Section 4 of the act approved March 9, 1893 (Laws 1893, p.
158), in so far as concerns the present question, is as
follows:
"No ordinance and no resolution granting any franchise for
any purpose shall be passed by the city council on the day
of its introduction, nor within five days thereafter, nor at
any other than a regular meeting, nor without being first
submitted to the city attorney."
That much of said section as is above quoted is a
re-enactment, without change, of § 116 of the act of March
27, 1890. In giving said last mentioned section its place in
Hill's Code (§ 635), the learned annotator inserted a comma
after the word "ordinance," which was not contained in the
original act, and which is also omitted from the act of
1893.
Learned counsel for the appellant relies for a reversal
upon the case of Vancouver v. Wintler, 8 Wash. 378 (36 P.
278, 685). In that case the sole reference made in the
opinion to the law under consideration was to § 635, supra.
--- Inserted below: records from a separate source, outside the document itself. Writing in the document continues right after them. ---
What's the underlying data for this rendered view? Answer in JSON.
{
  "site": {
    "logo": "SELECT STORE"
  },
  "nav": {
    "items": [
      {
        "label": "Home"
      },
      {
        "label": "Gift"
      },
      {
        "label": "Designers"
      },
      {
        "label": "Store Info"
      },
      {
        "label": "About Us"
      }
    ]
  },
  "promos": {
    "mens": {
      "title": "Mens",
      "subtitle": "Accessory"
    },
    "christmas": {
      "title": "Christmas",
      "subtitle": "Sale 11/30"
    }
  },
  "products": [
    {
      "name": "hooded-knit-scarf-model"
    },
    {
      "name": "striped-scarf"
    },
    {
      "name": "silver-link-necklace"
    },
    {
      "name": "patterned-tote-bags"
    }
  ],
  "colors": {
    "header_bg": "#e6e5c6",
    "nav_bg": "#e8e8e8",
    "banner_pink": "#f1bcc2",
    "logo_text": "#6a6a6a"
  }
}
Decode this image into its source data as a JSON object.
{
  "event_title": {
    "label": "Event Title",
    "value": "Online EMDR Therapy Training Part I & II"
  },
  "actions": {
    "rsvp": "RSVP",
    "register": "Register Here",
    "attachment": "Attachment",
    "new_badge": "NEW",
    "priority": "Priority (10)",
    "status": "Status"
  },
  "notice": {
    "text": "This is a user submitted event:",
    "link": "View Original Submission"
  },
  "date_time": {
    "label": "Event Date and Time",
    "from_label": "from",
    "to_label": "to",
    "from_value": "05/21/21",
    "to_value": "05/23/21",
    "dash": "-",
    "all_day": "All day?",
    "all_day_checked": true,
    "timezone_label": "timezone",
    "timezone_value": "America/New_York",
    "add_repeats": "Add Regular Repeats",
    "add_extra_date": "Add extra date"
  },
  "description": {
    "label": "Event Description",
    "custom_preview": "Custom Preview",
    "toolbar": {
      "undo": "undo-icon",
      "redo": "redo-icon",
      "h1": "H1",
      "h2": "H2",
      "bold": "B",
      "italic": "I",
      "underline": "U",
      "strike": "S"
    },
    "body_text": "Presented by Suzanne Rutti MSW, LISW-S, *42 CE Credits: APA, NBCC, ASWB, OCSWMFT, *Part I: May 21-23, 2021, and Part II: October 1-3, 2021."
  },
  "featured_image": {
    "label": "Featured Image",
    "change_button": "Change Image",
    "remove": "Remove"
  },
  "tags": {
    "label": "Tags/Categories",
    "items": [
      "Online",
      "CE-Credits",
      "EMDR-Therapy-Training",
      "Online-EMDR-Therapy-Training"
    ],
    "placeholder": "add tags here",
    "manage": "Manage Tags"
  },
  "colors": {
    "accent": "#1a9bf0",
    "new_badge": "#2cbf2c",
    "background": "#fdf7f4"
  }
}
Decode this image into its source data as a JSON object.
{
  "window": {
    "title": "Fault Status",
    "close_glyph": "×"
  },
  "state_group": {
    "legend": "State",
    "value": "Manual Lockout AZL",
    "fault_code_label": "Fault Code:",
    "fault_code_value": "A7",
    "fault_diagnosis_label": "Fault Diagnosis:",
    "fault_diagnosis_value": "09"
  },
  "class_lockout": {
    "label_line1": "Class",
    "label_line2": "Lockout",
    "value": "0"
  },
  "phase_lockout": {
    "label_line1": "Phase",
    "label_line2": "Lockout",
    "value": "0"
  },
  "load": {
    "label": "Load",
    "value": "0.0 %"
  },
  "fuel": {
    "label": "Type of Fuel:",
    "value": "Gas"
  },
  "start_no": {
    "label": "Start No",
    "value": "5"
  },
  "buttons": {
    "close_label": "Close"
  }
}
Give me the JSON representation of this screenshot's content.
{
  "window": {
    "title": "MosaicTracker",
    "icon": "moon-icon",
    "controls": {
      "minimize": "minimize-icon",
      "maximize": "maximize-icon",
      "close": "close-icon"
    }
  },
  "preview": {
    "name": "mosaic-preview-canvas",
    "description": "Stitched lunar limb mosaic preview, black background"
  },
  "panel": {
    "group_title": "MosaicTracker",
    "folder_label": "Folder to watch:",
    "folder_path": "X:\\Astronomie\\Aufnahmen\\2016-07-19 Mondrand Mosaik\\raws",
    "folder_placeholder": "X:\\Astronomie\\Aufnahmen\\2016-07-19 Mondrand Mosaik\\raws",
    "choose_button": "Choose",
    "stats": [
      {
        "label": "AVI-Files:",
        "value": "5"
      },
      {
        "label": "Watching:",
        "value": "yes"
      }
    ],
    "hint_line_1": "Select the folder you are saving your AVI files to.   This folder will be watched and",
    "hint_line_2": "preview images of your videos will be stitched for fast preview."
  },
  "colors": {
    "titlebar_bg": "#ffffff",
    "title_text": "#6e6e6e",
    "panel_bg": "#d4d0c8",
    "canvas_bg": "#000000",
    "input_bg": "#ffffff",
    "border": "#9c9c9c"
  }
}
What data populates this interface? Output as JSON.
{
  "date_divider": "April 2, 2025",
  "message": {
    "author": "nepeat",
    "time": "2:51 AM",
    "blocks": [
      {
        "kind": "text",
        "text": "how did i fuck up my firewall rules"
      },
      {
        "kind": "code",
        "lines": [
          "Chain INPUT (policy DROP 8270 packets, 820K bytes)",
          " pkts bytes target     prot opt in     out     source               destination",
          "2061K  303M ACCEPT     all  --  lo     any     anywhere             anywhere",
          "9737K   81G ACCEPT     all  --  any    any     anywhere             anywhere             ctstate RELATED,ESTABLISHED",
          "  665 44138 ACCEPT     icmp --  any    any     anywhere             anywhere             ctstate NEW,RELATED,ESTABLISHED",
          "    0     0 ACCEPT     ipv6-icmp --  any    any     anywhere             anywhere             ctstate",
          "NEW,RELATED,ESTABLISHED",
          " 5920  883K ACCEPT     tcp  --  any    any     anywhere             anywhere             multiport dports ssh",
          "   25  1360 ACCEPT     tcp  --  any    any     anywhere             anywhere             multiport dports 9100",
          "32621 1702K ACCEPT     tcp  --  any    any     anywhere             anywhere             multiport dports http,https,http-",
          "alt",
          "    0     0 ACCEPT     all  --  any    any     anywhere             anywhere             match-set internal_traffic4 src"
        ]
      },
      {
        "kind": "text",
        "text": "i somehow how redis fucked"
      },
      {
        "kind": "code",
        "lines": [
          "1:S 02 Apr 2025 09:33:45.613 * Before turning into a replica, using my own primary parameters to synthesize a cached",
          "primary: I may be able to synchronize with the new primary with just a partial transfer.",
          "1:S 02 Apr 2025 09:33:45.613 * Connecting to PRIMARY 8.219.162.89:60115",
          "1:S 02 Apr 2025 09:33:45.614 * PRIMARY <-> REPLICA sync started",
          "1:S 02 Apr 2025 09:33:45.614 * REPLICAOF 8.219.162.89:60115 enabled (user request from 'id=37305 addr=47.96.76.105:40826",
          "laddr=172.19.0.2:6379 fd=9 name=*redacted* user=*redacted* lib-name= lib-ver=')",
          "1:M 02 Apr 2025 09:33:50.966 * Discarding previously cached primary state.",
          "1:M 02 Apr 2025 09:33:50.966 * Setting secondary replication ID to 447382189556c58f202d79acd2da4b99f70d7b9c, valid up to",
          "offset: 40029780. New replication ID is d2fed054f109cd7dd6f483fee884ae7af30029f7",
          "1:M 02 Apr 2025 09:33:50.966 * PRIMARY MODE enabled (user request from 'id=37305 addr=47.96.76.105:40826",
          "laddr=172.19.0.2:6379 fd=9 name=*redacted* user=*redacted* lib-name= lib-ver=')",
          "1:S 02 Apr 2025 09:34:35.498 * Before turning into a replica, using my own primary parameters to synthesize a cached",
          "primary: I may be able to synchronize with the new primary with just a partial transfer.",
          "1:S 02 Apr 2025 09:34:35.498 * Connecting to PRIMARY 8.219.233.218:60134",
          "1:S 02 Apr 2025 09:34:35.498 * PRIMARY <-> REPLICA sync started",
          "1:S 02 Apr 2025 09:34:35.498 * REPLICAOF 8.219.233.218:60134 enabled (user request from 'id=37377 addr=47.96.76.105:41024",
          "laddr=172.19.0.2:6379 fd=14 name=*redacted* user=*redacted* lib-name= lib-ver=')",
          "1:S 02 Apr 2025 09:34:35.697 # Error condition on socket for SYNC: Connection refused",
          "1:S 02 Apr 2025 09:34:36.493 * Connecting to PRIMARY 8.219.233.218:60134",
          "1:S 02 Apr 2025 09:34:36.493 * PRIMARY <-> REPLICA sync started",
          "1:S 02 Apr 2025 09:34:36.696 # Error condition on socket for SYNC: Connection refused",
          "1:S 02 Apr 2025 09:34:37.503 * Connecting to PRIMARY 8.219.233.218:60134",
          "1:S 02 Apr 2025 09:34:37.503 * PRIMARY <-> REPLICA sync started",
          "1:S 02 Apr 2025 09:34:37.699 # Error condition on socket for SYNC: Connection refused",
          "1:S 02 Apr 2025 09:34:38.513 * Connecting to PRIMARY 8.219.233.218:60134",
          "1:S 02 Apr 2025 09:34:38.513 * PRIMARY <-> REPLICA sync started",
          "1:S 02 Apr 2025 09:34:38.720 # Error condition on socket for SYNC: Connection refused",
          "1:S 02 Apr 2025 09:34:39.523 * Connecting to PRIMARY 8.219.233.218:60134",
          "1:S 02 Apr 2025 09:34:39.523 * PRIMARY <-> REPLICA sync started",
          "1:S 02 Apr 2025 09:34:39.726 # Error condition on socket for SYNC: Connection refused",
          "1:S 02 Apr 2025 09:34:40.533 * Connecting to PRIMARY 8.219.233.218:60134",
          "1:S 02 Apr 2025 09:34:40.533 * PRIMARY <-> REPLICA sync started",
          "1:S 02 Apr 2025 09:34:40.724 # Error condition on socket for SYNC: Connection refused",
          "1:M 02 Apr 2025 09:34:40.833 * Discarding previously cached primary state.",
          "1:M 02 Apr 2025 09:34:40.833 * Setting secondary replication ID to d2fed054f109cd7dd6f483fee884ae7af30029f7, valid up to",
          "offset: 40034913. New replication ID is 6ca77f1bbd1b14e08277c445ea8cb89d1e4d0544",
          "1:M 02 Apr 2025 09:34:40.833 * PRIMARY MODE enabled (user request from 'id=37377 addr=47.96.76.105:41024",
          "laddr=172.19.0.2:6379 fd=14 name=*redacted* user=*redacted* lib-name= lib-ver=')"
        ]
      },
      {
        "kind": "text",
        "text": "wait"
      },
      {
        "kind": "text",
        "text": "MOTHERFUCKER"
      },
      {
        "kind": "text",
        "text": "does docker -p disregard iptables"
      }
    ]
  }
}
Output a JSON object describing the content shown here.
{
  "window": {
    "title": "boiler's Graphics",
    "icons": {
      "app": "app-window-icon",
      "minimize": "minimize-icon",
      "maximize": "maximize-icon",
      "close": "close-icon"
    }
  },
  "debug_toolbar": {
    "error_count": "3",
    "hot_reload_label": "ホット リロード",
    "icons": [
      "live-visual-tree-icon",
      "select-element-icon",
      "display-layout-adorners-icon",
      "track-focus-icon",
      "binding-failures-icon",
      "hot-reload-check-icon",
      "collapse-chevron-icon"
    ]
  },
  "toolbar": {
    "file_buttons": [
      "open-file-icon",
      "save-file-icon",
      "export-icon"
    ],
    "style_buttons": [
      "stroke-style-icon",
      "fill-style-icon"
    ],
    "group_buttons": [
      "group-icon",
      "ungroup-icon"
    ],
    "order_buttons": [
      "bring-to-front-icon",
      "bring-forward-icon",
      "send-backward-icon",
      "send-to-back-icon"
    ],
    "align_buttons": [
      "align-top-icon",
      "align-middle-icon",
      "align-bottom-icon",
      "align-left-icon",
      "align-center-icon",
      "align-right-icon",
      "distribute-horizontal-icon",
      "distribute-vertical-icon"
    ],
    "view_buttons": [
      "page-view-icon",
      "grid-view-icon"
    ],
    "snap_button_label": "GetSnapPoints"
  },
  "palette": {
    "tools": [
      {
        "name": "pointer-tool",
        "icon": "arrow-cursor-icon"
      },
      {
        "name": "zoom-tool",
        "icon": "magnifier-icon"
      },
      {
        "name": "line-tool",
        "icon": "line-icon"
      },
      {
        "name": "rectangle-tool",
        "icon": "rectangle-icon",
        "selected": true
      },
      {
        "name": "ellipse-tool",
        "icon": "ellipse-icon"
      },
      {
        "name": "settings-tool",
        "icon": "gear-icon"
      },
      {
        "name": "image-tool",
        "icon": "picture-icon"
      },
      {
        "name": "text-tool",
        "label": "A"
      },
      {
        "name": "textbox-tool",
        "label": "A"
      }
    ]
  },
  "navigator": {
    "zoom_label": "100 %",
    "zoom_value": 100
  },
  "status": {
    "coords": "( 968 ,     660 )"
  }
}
But the ordinance under consideration in that case was
introduced more than five days prior to its passage. Hence
the case is distinguishable from the present one in that it
did not present the question which we are here called upon
to decide, and what is said in the opinion in that case
concerning this question is clearly dictum, in no wise
affecting the result, and cannot be considered as
authoritative.
We are of the opinion that the provision in question was
intended to apply only to ordinances and resolutions
granting franchises, and that the language of the section
admits of no other construction. Many good and sufficient
reasons might be given for imposing legislative restrictions
upon city authorities in the granting of franchises that
would not be applicable to their control of the ordinary
affairs committed to their discretion.
The judgment will be affirmed.
HOYT, C. J., and SCOTT, ANDERS and DUNBAR, JJ., concur.